Porter did not elaborate on the assessment that gasoline prices could spike. His spokesman, Matt Leffingwell, said afterward that the scenario "makes sense if Iran moves into Iraq."

Porter "can't speculate directly on what is going to happen with gas prices, but the market prices for oil reflect the stability in that region," Leffingwell said.

Petraeus and Crocker offered a "blunt" assessment of the situation, Porter said.

Although Petraeus did not discuss the much anticipated Iraq status report he plans to release in September, Porter said the general told him the U.S. troop surge was working.

But Porter stopped short of saying he would support Petraeus' report.

"This was not unlike my trip there in January. I saw a lot of successes, and I noticed substantial improvement in Baghdad," said Porter, who has traveled to Iraq three times in the past 18 months.

As lawmakers warm up for a renewal of the Iraq war debate in the fall, Porter accused Democrats of failing to offer solutions to the war and avoiding a debate on the ramifications of withdrawal.

He said that some Democratic organizations, including the Searchlight Leadership Fund operated by Sen. Harry Reid, D-Nev., have funded anti-war groups. The Searchlight Leadership Fund made $5,000 donations to VoteVets.Org in 2006 and again earlier this year, according to federal records.

"They're entitled to their opinion, but they ought to be honest with Nevadans about where they're getting their money," Porter said of the anti-war organizations.

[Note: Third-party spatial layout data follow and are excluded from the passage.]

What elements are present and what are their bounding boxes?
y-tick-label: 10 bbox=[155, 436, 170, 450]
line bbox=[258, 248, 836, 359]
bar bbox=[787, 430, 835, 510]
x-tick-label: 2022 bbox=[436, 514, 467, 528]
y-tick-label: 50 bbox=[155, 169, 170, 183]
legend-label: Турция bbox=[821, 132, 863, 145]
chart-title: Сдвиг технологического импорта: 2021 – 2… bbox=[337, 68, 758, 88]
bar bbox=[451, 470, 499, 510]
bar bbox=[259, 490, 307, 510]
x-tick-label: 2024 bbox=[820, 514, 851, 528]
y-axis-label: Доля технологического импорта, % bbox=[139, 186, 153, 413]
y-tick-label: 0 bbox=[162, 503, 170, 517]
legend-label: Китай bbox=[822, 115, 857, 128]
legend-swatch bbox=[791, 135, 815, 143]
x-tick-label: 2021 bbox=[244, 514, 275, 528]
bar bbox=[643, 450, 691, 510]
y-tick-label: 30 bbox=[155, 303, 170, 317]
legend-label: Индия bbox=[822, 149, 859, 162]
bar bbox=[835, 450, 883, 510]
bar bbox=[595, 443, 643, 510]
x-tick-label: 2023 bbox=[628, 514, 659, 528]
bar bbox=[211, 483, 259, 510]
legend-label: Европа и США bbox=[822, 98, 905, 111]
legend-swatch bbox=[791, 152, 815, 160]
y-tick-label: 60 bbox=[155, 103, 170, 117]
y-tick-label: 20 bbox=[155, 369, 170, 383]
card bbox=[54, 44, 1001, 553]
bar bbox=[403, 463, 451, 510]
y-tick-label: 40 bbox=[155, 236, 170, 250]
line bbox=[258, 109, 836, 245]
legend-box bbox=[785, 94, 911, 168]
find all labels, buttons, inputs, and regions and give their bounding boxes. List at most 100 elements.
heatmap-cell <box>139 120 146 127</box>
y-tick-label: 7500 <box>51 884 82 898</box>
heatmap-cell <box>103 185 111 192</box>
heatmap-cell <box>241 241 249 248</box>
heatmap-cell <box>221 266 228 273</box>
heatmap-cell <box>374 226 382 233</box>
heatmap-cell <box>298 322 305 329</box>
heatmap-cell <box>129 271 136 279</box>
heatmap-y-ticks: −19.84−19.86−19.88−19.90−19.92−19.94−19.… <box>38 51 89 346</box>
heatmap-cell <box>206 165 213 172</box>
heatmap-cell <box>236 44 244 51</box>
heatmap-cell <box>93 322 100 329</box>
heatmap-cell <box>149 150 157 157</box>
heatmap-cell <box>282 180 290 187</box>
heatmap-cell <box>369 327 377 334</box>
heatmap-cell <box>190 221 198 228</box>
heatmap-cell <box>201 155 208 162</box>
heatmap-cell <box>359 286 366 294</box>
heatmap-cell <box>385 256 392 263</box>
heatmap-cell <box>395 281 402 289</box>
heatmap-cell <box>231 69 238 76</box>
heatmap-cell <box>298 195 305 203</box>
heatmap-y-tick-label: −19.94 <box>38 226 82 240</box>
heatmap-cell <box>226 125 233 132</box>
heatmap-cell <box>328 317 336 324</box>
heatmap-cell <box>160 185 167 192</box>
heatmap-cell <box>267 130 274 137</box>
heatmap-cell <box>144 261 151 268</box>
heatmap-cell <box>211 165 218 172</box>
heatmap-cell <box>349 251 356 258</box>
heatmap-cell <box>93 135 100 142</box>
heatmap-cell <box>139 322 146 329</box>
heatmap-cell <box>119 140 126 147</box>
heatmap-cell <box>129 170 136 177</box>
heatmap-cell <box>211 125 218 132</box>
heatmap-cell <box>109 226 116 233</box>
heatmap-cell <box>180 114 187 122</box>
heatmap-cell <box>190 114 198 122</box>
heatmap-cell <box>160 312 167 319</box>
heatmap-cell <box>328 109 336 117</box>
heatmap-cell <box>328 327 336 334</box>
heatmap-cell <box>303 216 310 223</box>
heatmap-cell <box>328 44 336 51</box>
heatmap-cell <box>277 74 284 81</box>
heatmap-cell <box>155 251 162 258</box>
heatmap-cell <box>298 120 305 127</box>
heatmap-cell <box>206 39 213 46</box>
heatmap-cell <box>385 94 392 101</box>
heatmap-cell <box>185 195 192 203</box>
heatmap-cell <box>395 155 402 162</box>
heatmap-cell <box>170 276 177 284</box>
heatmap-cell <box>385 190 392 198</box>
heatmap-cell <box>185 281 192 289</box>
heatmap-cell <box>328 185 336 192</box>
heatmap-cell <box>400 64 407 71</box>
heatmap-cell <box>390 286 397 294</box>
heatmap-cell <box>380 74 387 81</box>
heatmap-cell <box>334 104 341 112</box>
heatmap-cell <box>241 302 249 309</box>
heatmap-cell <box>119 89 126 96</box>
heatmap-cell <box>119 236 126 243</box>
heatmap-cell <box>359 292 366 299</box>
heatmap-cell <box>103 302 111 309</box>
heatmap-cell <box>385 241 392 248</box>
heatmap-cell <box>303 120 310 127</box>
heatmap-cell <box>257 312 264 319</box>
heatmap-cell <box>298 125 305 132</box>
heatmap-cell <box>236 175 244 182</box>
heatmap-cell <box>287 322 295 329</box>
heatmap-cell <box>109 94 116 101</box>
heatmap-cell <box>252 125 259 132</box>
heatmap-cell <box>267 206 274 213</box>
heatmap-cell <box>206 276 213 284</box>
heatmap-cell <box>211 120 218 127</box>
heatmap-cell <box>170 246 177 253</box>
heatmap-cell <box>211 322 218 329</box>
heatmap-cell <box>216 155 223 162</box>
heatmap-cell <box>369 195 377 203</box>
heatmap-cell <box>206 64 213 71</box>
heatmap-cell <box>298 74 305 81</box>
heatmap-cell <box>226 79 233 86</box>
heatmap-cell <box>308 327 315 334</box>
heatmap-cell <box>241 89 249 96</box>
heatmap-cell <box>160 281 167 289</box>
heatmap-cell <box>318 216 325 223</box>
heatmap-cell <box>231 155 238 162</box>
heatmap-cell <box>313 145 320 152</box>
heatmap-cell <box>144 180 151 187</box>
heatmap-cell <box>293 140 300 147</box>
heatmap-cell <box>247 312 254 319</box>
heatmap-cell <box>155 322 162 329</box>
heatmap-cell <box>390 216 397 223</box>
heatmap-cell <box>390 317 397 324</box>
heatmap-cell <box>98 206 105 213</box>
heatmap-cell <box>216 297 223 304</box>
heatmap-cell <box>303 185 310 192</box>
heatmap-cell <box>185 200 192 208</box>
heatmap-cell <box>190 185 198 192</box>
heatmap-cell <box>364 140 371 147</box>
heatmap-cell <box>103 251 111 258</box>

Reid spokesman Jon Summers said Porter is not "fully up to speed" with the Senate's actions on Iraq.

"Democrats have put forward a number of solutions to change course in Iraq, but Republican obstructionists continue to throw up roadblocks," Summers said. As for Democrats funding anti-war groups, "did (Porter) happen to mention the Republican organizations that are funding pro-war groups?"

Democrats claim that organizations defending President Bush's war strategy, such as Vets for Freedom or the newly formed Freedom's Watch, are fronts linked to the Bush administration whose aim is to attack Democrats and boost GOP fortunes in Congress.

Reps. Ellen Tauscher, D-Calif., and Jim Moran, D-Va., joined Porter on the taxpayer-funded trip, which began Aug. 23 and included stops in Kuwait and Baghdad.